Die Ziele, die in der Wirtschaftspolitik verfolgt werden, können in einer unterschiedlichen Beziehung zueinander stehen. So können zwei Ziele, die gleichzeitig verfolgt werden, sich gegenseitig fördern und miteinander in Einklang stehen. Man spricht dann von Zielharmonie. Strebt man eines der Ziele an, so fördert man zugleich auch die Erreichung des anderen Zieles. Nicht selten aber stehen verschiedene wirtschaftspolitische Ziele in einem Konflikt zueinander.
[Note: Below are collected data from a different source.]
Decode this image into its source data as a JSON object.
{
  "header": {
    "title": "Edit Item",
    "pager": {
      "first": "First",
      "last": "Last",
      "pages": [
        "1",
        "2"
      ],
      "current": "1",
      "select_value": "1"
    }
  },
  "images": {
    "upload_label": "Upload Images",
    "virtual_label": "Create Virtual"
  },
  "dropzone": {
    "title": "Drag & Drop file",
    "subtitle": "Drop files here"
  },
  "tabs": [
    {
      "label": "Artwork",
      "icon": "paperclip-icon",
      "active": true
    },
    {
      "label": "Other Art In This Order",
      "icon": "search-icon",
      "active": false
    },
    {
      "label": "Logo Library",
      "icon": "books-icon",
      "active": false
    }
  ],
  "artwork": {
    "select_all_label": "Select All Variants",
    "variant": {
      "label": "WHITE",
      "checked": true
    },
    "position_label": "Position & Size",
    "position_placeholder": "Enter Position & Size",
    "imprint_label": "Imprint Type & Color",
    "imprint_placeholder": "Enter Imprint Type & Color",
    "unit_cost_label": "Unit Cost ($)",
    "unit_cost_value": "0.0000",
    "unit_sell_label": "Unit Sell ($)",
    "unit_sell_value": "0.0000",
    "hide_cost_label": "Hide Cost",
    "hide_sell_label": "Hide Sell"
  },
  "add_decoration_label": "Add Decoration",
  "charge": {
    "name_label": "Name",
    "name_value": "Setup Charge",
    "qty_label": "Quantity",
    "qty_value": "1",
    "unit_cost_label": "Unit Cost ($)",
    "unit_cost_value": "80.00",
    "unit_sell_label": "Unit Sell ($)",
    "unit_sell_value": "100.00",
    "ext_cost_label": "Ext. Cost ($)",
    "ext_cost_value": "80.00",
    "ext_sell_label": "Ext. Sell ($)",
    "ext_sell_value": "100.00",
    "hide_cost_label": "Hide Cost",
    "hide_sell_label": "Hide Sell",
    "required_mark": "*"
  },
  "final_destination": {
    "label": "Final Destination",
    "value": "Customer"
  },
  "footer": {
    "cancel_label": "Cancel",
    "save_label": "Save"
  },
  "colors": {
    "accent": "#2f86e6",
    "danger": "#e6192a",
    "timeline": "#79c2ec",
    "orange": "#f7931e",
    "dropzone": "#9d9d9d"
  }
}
In einem solchen Fall wird man das eine Ziel nur erreichen, wenn man die Erreichung des anderen Zieles dafür opfert oder einschränkt. Im Grunde handelt alles Wirtschaften von Zielkonflikten. Da wir nur über eine begrenzte Menge knapper Güter verfügen, muss jeder Mensch fortlaufend Entscheidungen darüber treffen, auf welche Güter er verzichten soll, um im Gegenzug in den Genuss anderer Güter zu gelangen. Sofern ein Mensch wirtschaftlich handelt, trifft er solche Entscheidungen mit Hilfe des Rationalprinzips und löst damit für sich immer wieder neue Zielkonflikte. In einer Marktwirtschaft wird es einzelnen Menschen, Haushalten und Unternehmen weitgehend selbst überlassen, wirtschaftliche Entscheidungen zu treffen und damit Zielkonflikte zu lösen. Dadurch können die jeweiligen Wünsche und Vorlieben der Menschen am besten berücksichtigt werden.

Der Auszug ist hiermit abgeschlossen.